# Printed resources to learn Tagalog



## iggyca

I'm looking to order a good Tagalog book to help me out. I live in Canada and the only books I can find here are small travellers pocket books with phrases but very little explanations. 

What I'm really look for is a book that explains in depth about affixes, how they are used etc. I've heard the father Leo English is a good one.

Any advice would be appreciated before I go choose one.


----------



## Paul_B

The best book I've found so far is *Basic Tagalog for Foreigners and Non-Tagalogs* by Paraluman Aspillera. You can find the Table of Contents using Google. Unfortunately it's not the most thorough book, so you'll have to use it in conjunction with other Tagalog resources.


----------



## romelako

Unfortunately there aren't many printed resources of Tagalog that are worth reading.  Actually, there really aren't a lot of resources.  This website:

http://www.seasite.niu.edu/Tagalog/Tagalog_Homepage99/learning_tagalog_on_this_site.htm

...is a pretty good website to start learning the grammar basics.  It even has a list of Tagalog verbs with both their Actor-Focus and Object-Focus forms.  I wouldn't recommend the reading examples as they are the older forms of Tagalog and some are difficult to understand.

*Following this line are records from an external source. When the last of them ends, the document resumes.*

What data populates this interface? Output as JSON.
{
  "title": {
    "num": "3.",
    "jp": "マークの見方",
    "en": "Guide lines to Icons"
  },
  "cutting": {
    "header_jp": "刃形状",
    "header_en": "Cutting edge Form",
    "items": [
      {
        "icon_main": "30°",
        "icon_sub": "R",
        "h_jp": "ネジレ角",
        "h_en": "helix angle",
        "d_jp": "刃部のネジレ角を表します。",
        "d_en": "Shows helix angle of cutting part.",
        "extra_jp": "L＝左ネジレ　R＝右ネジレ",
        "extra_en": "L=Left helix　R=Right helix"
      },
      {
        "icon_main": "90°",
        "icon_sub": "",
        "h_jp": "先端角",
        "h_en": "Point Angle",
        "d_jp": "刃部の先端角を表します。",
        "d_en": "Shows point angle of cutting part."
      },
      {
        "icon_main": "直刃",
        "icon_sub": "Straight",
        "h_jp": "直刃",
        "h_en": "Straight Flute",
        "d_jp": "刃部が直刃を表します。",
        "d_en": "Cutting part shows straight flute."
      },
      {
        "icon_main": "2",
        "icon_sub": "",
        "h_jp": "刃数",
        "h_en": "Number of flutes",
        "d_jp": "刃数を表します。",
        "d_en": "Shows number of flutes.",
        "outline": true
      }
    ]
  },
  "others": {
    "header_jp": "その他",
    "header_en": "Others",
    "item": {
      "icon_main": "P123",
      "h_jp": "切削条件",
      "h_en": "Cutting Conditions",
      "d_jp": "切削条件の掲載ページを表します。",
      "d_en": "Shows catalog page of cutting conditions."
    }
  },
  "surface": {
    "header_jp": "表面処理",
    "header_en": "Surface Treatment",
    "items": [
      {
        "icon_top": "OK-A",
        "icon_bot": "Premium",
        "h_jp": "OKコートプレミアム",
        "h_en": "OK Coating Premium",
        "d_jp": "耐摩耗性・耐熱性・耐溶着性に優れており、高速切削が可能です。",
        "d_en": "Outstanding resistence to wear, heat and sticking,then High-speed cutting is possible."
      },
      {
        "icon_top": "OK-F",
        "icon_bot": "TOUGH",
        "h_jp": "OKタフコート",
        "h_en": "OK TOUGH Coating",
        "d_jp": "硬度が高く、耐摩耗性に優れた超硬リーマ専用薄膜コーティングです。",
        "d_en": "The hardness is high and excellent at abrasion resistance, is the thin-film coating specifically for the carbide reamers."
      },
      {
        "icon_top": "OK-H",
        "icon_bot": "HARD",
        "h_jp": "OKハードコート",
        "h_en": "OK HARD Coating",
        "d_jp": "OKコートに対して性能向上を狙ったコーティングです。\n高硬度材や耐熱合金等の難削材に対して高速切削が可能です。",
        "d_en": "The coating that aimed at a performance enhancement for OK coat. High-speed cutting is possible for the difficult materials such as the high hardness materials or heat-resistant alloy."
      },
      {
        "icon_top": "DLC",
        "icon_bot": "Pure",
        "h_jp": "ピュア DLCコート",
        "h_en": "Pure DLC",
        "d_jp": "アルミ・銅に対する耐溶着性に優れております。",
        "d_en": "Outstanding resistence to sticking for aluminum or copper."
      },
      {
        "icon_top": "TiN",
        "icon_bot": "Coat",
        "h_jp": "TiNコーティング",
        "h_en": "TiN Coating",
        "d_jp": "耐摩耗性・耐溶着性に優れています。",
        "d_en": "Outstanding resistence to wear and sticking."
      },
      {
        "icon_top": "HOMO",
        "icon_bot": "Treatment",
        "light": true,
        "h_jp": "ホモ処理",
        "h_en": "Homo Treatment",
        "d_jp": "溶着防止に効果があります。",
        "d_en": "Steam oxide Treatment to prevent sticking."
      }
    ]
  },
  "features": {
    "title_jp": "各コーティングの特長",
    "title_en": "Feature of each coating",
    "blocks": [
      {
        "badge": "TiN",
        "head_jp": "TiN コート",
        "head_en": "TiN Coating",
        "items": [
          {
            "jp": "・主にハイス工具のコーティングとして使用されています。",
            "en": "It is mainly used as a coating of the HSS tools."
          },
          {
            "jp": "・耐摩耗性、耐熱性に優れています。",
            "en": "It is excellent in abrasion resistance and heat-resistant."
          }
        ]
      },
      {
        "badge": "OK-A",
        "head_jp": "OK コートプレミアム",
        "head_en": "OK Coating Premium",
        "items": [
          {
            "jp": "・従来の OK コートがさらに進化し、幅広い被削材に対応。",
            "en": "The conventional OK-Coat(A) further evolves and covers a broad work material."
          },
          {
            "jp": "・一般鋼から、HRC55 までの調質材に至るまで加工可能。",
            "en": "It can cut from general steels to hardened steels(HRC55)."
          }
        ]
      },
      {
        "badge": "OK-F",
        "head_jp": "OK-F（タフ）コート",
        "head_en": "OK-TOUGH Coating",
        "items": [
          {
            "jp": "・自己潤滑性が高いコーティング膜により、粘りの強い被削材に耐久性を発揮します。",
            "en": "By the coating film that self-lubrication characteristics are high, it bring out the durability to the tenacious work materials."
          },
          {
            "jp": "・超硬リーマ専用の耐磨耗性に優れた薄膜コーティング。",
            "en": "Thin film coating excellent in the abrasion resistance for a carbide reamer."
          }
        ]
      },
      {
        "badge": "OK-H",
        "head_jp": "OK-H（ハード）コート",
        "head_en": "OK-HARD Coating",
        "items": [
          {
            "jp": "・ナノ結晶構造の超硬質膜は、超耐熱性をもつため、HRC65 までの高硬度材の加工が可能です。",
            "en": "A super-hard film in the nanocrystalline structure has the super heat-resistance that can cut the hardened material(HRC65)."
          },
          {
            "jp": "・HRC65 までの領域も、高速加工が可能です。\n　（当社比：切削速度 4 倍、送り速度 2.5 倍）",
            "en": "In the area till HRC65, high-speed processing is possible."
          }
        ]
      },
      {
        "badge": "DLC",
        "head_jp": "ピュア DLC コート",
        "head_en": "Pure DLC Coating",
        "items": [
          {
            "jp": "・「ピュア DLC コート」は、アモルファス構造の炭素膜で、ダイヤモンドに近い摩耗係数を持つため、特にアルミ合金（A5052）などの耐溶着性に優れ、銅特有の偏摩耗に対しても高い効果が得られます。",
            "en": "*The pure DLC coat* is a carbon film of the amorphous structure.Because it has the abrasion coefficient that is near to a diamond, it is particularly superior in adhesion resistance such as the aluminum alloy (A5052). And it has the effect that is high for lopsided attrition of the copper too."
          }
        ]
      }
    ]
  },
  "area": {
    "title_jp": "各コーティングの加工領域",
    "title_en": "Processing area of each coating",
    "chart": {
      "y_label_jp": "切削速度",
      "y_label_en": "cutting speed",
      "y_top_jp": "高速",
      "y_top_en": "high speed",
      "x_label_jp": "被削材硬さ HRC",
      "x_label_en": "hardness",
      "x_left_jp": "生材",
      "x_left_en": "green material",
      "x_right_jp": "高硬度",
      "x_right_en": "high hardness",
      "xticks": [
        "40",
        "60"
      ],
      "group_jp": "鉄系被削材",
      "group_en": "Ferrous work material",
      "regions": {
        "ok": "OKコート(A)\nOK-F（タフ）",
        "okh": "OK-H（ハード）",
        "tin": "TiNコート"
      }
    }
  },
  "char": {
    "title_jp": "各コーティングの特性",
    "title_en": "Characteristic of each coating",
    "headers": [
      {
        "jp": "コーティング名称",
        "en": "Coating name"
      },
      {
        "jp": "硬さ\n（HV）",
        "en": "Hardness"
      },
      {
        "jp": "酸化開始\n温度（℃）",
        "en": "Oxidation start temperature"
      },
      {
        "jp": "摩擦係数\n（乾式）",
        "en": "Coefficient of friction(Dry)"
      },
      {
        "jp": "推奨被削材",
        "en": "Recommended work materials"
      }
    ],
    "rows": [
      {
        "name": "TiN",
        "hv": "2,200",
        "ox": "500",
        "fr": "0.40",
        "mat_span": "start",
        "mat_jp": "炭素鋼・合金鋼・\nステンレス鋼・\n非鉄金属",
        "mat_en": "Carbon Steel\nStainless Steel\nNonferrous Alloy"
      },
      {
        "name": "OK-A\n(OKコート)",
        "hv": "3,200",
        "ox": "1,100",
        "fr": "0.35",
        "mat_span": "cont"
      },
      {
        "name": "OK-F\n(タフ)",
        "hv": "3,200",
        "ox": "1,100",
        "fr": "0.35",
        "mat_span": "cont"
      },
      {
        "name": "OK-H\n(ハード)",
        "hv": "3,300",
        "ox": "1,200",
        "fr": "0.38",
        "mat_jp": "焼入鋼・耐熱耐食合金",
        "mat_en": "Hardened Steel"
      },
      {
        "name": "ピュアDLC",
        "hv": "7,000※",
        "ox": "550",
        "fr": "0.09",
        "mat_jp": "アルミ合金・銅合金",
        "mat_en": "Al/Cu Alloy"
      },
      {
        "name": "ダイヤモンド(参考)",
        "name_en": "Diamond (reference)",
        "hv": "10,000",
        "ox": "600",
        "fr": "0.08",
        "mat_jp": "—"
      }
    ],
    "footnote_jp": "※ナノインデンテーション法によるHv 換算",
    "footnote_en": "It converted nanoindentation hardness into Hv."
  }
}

There are still so many more affixes that aren't covered at that website.  I haven't been able to find a website that has all of the affixes, so it's very difficult.

I hope this helps.


----------



## mikeneve

The best book out there is Tagalog Verb Guide by Hawkins and Gallo-Crail. The hardest part of learning Tagalog is verb focus and orientation. If you can get that down, then the language comes easy. The book really breaks it down and make learning easy.


----------